A day of interfaith learning

Craig Laundy (third from left) and Jihad Dib (second from right) with students from Mount Sinai and Masada Colleges at the Youth Summit. Photo: Noel Kessel.

MORE than 112 students and teachers from Muslim, Christian and Jewish schools, both state and private,  attended Together For Humanity’s (TFH) inaugural Inclusive Communities Youth Summit at NSW Parliament House last month.

At the event, school delegates, hailing from across NSW, presented proposals for initiatives aimed at making our society more inclusive for minority groups and others.

Students discussed the merits and drawbacks of each proposal with delegates from other schools, and voted to elect the strongest proposal from each age group, with students ­suggesting improvements and amendments.

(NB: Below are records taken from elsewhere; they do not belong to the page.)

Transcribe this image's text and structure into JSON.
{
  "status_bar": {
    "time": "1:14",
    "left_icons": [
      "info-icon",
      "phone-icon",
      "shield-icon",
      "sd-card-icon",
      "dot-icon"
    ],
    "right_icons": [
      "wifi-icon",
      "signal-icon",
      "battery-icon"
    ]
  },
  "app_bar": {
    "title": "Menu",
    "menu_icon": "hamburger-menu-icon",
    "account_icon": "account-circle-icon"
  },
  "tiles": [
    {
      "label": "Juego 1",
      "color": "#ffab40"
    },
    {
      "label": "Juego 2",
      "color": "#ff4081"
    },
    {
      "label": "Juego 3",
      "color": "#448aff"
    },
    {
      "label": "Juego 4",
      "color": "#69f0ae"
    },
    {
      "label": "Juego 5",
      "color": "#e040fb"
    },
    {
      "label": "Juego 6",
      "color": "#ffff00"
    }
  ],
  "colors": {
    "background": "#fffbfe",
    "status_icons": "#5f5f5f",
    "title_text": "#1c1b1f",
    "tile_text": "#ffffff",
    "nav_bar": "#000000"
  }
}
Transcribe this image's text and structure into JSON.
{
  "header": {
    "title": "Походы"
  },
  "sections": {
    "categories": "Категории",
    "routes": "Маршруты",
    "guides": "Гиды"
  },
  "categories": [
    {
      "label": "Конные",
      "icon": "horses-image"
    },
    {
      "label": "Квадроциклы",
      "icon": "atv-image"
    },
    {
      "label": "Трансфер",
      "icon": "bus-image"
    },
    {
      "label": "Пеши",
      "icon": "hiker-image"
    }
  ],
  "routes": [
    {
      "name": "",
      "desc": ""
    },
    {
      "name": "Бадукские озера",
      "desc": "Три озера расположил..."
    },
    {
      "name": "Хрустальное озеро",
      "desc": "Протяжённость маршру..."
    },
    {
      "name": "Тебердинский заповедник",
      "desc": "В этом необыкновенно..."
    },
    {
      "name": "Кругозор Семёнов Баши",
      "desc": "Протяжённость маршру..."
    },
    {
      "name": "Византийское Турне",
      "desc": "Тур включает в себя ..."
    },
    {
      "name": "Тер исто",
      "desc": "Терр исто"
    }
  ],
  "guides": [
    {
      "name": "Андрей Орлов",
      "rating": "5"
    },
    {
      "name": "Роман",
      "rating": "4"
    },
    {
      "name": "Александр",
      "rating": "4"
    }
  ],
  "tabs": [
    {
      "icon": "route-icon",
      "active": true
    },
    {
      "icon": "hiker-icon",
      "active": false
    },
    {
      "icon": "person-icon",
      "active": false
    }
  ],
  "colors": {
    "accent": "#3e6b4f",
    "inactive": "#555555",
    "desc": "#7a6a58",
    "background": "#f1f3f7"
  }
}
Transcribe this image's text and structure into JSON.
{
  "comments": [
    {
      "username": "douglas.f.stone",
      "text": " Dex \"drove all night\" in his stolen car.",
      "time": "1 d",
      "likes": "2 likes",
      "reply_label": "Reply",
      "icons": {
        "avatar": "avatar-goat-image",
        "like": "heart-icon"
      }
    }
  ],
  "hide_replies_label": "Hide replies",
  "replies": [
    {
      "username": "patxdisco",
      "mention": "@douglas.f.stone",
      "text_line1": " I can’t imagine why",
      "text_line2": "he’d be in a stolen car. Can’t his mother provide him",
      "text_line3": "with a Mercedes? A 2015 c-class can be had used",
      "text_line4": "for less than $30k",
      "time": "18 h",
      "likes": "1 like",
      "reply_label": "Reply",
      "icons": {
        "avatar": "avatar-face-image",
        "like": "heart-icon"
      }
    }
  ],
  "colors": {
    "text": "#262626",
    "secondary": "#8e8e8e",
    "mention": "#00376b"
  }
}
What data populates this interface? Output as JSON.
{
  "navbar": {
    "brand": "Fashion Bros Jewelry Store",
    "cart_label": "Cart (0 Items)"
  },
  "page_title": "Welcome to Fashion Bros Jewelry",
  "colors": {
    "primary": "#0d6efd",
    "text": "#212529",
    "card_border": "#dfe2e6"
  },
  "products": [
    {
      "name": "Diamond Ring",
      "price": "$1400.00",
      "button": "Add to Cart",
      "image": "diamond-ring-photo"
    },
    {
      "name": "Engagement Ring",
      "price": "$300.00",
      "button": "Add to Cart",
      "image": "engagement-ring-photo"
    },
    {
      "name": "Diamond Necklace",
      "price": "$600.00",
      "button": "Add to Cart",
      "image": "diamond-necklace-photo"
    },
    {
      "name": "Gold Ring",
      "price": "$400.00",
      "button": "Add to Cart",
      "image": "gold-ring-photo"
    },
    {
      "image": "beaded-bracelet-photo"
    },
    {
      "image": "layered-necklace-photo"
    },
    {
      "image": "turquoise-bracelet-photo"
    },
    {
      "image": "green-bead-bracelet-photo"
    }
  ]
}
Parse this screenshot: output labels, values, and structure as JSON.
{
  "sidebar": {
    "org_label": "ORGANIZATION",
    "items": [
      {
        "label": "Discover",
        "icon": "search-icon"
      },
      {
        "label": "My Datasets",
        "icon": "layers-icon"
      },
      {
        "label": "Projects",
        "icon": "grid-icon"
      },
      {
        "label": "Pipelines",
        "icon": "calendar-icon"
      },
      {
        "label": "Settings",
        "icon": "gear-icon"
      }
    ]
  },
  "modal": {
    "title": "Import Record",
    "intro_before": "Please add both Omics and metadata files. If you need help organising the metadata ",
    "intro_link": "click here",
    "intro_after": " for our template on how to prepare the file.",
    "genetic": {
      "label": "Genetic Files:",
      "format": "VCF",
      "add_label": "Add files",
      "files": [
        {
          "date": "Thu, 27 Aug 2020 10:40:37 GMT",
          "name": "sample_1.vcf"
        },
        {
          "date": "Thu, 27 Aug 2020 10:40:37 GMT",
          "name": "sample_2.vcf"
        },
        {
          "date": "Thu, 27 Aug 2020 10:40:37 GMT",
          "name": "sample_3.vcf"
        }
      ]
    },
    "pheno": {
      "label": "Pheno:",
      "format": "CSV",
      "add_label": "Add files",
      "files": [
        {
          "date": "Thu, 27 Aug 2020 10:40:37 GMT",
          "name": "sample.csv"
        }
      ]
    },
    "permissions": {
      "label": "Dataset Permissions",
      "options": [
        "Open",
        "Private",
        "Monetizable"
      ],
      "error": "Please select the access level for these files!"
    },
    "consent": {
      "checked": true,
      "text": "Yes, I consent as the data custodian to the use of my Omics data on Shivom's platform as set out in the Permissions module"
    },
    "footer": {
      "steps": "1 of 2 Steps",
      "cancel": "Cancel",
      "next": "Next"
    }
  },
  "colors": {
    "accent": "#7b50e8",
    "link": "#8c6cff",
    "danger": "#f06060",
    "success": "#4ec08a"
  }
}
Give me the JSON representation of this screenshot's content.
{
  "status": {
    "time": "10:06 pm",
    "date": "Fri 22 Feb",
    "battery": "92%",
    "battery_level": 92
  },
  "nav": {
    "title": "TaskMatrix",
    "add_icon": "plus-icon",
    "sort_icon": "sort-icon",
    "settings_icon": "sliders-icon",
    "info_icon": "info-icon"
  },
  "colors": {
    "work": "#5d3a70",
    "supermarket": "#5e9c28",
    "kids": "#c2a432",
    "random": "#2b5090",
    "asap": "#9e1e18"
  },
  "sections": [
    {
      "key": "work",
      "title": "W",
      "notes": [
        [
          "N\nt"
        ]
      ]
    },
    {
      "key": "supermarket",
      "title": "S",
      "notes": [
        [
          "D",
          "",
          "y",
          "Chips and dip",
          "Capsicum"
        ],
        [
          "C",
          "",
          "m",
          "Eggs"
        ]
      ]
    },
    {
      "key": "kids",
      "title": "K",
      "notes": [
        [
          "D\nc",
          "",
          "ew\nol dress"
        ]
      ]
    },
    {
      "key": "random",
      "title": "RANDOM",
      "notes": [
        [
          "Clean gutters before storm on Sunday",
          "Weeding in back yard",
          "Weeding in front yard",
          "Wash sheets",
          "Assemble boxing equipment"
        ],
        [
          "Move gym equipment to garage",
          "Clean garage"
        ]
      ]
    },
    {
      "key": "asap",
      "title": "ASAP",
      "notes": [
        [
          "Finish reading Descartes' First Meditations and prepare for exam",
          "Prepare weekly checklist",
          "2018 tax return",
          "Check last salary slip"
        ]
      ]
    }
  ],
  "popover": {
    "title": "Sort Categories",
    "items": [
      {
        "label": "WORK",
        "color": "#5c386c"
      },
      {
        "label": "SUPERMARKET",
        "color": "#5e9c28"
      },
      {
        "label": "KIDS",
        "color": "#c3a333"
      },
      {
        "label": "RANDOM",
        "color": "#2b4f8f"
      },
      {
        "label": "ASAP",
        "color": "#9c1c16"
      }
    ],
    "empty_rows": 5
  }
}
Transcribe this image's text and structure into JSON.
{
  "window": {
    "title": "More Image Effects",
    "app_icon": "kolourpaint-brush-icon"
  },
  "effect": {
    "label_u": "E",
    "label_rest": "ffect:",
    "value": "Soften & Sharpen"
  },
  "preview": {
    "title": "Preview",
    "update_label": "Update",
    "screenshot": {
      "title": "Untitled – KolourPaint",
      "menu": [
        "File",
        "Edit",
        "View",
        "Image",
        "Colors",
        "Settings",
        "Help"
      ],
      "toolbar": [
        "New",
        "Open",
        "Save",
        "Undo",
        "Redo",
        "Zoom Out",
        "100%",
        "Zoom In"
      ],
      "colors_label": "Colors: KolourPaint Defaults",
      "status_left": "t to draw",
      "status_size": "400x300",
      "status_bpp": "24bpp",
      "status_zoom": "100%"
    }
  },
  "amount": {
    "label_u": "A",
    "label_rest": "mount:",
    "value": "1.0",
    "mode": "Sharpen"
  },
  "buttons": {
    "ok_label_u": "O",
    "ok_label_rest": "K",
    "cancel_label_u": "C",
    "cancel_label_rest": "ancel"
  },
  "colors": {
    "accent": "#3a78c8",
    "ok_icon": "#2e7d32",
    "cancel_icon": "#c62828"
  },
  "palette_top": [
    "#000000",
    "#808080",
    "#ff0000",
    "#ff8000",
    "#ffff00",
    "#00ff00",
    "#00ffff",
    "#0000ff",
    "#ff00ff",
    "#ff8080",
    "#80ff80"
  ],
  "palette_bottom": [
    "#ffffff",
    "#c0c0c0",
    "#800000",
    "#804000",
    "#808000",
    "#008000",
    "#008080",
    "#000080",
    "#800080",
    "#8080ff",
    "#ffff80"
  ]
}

The schools with the elected proposals presented them to Members of Parliament including the Assistant Minister for Multicultural Affairs Craig Laundy, Minister for Multiculturalism John Ajaka, shadow minister for education Jihad Dib, shadow minister for multiculturalism Sophie Cotsis, and to religious leaders from the Christian, Muslim and Jewish faiths.

“Young people from different backgrounds need to interact meaningfully with each other and to take an active role in creating an inclusive Australia,” said Rabbi Zalman Kastel, national director of TFH.

Stating that a key aspect of countering prejudice is engagement, Rabbi Kastel said, “We can spout slogans all day about saying no to racism, but what happened at the Youth Summit is that young people got involved in the decisions about how to achieve inclusion.

“They really got into it together with kids from different backgrounds.”

Describing the energy in the room as “electric”, he added, “It was also great to have students from schools that have ongoing relationships, namely Masada College and Bass High School, as well as Arkana and Mount Sinai Colleges, working together on the day.”

Mount Sinai principal Phil Roberts told The AJN the school places a high priority on interfaith work.

“We have been involved in interfaith work for over eight years and our students placed a high priority on this particular day, solving social problems alongside boys and girls from different cultures and backgrounds,” he said.

The Youth Summit is funded by the Australian government’s Department of Social Services. It is a collaboration of TFH, the NSW Ecumenical Council and the United Muslim Women Association.